Reset Noise

Reset transistor is switched on to set bias on the photodiode = Vr This removes the photo-charge accumulated during the previous exposure and defines the start of the subsequent exposure.

Vnoise

Vr

During the pixel reset phase the gate of the reset transistor is pulsed high causing the channel of the transistor to conduct. The channel behaves very much like a low-value resistor and as such generates "Johnson Noise" that originates in the random thermal motion of electrons flowing through it. This noise has a flat spectrum but is bandwidth limited by Cn the capacitance of the measurement node.
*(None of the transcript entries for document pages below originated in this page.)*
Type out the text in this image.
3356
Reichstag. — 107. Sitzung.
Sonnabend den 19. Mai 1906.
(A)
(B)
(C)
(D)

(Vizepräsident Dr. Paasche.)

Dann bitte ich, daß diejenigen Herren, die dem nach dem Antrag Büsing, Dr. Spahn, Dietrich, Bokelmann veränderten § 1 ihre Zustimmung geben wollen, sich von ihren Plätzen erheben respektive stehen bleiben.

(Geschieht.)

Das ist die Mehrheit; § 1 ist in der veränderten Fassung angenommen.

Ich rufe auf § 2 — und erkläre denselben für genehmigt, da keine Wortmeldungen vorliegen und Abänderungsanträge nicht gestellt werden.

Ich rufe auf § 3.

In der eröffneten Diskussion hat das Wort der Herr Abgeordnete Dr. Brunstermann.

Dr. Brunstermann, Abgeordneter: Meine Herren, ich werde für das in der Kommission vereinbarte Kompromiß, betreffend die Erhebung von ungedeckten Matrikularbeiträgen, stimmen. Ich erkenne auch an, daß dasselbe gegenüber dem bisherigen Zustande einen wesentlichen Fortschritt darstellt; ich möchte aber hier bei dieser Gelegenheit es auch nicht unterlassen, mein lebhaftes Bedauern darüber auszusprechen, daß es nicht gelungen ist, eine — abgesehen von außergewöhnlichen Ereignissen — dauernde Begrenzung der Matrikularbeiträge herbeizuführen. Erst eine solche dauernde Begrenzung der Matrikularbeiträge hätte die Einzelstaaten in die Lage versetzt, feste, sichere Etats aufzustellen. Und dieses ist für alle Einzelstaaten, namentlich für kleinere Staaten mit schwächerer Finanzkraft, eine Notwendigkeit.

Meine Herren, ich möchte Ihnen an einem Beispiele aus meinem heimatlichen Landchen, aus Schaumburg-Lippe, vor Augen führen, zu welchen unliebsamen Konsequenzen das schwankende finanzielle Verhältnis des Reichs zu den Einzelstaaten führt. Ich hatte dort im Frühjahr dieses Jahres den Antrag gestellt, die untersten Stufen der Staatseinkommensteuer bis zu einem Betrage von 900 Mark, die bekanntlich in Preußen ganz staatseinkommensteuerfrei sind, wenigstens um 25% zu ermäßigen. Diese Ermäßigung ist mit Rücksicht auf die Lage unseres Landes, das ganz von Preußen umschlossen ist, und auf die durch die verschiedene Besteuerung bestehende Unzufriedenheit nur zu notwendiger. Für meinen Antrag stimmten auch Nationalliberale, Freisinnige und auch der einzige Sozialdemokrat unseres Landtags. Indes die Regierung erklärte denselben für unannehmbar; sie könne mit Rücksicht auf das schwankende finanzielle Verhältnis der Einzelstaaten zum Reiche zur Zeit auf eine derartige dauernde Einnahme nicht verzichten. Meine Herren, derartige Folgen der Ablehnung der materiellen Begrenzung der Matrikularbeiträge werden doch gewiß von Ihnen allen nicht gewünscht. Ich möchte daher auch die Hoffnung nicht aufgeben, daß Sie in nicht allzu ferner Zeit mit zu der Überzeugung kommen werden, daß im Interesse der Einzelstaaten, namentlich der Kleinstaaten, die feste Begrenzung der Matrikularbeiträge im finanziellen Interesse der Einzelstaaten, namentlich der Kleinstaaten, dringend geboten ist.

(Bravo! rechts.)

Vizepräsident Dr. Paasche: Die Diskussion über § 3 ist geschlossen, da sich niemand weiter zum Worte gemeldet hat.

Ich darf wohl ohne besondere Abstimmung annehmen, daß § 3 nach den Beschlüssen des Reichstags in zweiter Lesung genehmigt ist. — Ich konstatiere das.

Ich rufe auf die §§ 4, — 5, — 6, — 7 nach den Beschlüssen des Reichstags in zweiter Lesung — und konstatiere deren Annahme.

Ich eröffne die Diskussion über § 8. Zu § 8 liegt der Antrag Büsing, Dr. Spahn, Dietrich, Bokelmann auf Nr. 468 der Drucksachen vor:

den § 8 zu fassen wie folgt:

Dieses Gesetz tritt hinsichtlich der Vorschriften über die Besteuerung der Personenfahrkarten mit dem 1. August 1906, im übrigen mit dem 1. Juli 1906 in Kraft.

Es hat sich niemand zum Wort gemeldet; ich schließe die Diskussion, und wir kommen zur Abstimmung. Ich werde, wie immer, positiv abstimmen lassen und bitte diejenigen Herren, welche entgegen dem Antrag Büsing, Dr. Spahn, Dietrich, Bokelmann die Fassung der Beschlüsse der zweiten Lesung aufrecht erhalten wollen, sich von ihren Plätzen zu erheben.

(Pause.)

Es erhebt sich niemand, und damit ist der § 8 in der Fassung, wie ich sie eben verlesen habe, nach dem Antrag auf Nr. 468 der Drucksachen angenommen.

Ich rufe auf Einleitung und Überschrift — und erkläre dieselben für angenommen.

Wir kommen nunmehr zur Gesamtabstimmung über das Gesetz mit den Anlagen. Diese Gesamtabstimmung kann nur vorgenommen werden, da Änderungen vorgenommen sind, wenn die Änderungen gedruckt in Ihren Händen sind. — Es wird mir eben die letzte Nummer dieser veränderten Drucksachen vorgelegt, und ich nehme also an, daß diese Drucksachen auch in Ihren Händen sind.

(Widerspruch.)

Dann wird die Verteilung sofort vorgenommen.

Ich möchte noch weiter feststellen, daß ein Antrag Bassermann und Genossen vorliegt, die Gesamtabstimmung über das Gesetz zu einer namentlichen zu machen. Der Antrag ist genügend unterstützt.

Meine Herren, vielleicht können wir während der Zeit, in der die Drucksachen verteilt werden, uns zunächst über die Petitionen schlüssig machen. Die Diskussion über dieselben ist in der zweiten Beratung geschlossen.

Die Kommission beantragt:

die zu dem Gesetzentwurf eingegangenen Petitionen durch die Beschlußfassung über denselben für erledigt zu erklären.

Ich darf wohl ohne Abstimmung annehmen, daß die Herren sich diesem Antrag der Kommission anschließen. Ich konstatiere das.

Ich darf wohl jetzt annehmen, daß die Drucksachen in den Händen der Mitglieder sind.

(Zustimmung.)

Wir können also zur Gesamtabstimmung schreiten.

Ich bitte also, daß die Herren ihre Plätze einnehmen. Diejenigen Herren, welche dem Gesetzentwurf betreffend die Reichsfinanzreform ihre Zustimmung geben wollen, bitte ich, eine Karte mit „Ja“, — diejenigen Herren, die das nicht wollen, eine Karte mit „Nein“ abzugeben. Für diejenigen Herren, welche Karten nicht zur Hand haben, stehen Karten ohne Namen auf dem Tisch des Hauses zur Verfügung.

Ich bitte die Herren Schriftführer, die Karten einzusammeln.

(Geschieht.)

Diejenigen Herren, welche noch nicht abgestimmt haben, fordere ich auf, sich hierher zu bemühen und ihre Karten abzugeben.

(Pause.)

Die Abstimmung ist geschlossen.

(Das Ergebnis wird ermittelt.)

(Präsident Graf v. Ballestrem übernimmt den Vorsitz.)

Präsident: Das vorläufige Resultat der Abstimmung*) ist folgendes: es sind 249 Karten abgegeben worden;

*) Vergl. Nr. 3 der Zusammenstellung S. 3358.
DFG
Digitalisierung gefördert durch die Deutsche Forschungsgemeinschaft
In the case of the 3T pixel shown above, this capacitance comprises the photodiode  and other parasitic capacitances that appear in parallel with it.

 

When the reset pulse goes low the transistor is switched off and the instantaneous value of the noise waveform is "frozen" onto Cn where it adds a small random DC offset to the voltage across the photodiode.

 

Reset noise can be the dominant noise source in an imaging system but can be removed entirely using the technique of Correlated Double Sampling (CDS). Any low-noise scientific CMOS imager must incorporate CDS except where other noise sources may dominate, for example high-flux regimes.

Examples:

 

Low noise CCD (CCD231), sensitivity 7uV/e-, operating temperature =160K, reset noise= 44e- RMS.

 

Teledyne H2RG IR detector, sensitivity 4uV/e-, operating temperature 40K, reset noise= 29e- RMS.